# almost ready



## j.sawyer48 (Mar 11, 2012)

im headin to home depo to get the rest of my building supplies for almikas enclosure i will post pics soon


----------



## j.sawyer48 (Mar 11, 2012)

just gatta calk and paint here it is folks





















































































































In total the hole encloosure is 8*4*2


----------



## j.sawyer48 (Mar 12, 2012)

just gatta do some adjustments on the door too


----------



## tommyboy (Mar 12, 2012)

looking good! I made a similar style enclosure a few years ago. I realized pretty quickly that I had way too many air vents and it was impossible to maintain the proper humidity levels. Are the 4 vents on the sides actually vents or are they going to be plexi or glass just for viewing? I ended up putting glass on the front and sides just leaving the two vents on top.
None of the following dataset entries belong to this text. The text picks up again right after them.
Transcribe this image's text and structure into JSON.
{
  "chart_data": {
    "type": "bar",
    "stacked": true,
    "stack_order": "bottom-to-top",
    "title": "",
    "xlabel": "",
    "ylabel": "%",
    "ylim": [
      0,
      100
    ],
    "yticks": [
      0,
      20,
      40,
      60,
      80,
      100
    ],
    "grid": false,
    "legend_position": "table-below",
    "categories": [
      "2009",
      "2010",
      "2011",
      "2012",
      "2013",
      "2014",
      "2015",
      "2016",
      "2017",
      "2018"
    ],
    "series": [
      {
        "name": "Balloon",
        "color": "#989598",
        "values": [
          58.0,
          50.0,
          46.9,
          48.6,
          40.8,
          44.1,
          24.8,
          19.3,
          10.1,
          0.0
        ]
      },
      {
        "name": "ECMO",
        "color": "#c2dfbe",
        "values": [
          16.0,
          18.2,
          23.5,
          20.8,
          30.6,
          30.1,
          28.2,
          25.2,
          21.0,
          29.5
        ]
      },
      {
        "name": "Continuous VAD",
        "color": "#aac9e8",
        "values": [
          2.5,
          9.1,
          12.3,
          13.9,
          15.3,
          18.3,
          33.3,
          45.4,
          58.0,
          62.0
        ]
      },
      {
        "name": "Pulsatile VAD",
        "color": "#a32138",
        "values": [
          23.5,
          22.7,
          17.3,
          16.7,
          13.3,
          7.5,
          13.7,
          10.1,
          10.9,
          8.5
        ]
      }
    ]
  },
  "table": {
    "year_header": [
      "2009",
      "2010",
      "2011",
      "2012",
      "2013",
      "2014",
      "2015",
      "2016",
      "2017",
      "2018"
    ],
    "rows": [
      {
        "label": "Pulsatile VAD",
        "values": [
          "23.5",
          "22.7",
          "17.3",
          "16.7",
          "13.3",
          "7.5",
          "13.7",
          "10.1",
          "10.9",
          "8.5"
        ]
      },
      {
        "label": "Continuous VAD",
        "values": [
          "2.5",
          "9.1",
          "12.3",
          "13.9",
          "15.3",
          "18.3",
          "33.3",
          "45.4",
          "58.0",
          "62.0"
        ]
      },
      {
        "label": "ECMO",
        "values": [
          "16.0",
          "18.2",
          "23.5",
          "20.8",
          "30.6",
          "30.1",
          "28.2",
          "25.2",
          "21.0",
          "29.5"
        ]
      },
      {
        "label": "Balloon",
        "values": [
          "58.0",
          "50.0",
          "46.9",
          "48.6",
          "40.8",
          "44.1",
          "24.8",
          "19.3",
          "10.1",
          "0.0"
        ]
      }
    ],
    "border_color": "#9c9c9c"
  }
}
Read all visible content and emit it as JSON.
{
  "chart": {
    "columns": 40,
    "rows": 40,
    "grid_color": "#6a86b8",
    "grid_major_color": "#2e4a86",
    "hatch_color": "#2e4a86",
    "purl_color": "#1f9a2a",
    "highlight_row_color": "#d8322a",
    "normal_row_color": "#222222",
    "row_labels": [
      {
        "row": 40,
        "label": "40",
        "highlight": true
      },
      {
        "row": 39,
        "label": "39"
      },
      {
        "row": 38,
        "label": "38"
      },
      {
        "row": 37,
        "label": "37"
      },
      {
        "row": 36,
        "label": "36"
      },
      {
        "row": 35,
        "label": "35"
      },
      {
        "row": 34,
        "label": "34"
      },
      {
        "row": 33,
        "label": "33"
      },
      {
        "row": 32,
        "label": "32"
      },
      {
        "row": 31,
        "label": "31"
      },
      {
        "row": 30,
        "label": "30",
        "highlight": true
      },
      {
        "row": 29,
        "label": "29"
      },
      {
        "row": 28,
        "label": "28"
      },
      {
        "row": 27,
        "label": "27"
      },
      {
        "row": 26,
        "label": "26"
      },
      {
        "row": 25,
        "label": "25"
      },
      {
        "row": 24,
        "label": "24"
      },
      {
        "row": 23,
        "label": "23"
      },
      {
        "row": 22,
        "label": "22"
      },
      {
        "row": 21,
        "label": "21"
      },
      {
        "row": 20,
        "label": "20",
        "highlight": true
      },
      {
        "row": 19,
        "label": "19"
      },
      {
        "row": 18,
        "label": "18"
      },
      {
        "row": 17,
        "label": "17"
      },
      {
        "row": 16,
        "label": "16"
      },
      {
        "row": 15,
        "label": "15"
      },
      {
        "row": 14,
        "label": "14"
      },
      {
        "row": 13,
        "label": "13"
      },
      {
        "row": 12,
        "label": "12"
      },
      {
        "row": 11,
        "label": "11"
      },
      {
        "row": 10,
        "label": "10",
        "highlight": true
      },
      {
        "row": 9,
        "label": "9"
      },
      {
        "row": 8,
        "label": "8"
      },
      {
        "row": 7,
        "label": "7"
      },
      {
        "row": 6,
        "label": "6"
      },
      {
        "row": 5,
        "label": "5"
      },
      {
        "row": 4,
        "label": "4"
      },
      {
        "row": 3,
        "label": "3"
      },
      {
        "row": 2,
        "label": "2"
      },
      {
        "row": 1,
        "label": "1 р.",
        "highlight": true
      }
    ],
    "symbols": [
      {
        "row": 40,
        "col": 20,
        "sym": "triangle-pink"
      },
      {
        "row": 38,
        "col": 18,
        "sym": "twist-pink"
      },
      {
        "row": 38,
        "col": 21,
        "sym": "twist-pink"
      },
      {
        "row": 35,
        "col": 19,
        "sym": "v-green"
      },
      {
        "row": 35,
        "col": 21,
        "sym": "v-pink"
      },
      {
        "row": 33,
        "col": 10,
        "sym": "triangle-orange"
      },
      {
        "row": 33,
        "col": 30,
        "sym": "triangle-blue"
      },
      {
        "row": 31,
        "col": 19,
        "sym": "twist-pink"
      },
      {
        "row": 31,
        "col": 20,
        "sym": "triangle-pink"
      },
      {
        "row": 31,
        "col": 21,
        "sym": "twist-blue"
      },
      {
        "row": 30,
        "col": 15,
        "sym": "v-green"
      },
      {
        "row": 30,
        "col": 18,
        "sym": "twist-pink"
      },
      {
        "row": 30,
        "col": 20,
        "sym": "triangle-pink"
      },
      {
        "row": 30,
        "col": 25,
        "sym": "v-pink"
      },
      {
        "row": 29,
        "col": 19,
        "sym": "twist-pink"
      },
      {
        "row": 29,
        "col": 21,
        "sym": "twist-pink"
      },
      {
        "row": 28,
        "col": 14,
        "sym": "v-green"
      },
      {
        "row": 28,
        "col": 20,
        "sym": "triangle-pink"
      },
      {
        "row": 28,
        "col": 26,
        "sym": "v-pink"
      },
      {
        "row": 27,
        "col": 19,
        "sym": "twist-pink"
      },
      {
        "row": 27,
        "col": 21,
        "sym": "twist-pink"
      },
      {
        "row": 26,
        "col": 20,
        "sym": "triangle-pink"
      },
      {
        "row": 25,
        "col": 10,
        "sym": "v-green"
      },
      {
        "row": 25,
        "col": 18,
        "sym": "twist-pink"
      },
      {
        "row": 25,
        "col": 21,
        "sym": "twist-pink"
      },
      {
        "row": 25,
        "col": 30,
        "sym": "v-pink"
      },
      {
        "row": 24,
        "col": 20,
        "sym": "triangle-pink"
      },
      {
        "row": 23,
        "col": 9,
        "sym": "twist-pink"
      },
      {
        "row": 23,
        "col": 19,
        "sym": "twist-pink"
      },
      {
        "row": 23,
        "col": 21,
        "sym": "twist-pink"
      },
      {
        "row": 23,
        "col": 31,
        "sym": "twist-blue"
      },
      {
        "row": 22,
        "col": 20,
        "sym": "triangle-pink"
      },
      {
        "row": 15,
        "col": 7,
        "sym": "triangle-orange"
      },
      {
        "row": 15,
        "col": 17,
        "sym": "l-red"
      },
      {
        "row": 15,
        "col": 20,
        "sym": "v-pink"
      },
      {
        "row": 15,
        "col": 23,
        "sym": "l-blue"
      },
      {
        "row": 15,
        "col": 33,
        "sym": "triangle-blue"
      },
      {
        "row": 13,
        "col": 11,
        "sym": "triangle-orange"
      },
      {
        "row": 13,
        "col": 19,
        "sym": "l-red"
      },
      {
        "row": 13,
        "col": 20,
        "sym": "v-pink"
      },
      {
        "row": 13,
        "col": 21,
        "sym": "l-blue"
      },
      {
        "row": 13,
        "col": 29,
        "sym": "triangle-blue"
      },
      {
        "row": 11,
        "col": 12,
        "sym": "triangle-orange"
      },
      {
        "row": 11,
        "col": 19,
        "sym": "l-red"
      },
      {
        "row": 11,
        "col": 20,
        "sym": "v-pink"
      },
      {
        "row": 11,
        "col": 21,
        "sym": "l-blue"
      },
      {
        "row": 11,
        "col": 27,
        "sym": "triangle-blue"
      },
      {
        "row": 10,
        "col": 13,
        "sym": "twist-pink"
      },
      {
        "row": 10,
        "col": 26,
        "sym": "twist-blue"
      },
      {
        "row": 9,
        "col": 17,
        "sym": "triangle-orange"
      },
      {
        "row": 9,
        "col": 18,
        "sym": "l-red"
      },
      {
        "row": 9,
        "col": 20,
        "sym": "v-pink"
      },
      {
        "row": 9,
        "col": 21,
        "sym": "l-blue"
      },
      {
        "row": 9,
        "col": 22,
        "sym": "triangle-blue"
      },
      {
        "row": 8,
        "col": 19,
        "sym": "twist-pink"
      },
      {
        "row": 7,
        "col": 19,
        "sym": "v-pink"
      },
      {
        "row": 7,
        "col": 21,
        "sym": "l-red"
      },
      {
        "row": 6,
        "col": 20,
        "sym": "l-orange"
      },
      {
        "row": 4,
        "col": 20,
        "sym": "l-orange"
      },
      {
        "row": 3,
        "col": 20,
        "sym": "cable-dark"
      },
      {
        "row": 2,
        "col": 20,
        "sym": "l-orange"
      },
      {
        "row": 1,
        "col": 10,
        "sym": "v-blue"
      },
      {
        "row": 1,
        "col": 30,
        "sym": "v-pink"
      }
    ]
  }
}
Just wish I had done it originally and not after the fact.


----------



## j.sawyer48 (Mar 12, 2012)

there vents i was wondering that too but i can just do wat u did if i cant keep the humidity up thank u


----------



## james.w (Mar 12, 2012)

You are going to have a heck of a time keeping humidity up in there with all the ventilation. Are you putting the lights on the inside or outside?


----------



## Maro1 (Mar 12, 2012)

j.sawyer48

Just make those vents closeable. There are times when I like to open it all up to air it out so those will work well.

Maro1


----------



## Compnerd7 (Mar 12, 2012)

What are you going to use to seal the inside with? Just curious. I like the design A lot. An easy fix to close the vents is just make shutters with a latch on the outside, then you can open / close them to regulate humidity.


----------



## j.sawyer48 (Mar 13, 2012)

yea thats wat i was thinking its a easy fix and i used silicone calking and im painting it with kilz latex paint

ooo and james the lights will be outside


----------



## monstruo-the-tegu (Mar 13, 2012)

very nice good luck


----------



## j.sawyer48 (Mar 14, 2012)

is hemlock a good sub for cypress mulch?


----------



## j.sawyer48 (Mar 14, 2012)

just didnt know if u could use hemlock ?


----------



## j.sawyer48 (Mar 16, 2012)

here it is folks 

http://www.youtube.com/watch?v=eqbmGMK0bKw&feature=g-upl&context=G212124eAUAAAAAAAAAA


----------



## Compnerd7 (Mar 16, 2012)

j.sawyer48 said:


> here it is folks
> 
> http://www.youtube.com/watch?v=eqbmGMK0bKw&feature=g-upl&context=G212124eAUAAAAAAAAAA



Nice, very nice... I like the built in hide design with the heat light on top... I'm going to steal that idea and implement it into my cage if you don't mind 

What kind of substrate are you using?


----------



## j.sawyer48 (Mar 17, 2012)

hemlock I couldn't find cypress anywere. And you can steal my idean no prooblem


----------



## AP27 (Mar 17, 2012)

Very nice, the only one problem I see with this design is that it won't allow for any burrowing once she gets bigger. But maybe she will be content enough with the hide.


----------



## j.sawyer48 (Mar 18, 2012)

she barly ever burrows shes always in the her hide. the only time she ever burrows is when i clean her cage and put new substrate in. Also off of subject shes been alil skittish to me sense i put her in there. do u think it could be shes just getting used to the new cage?


----------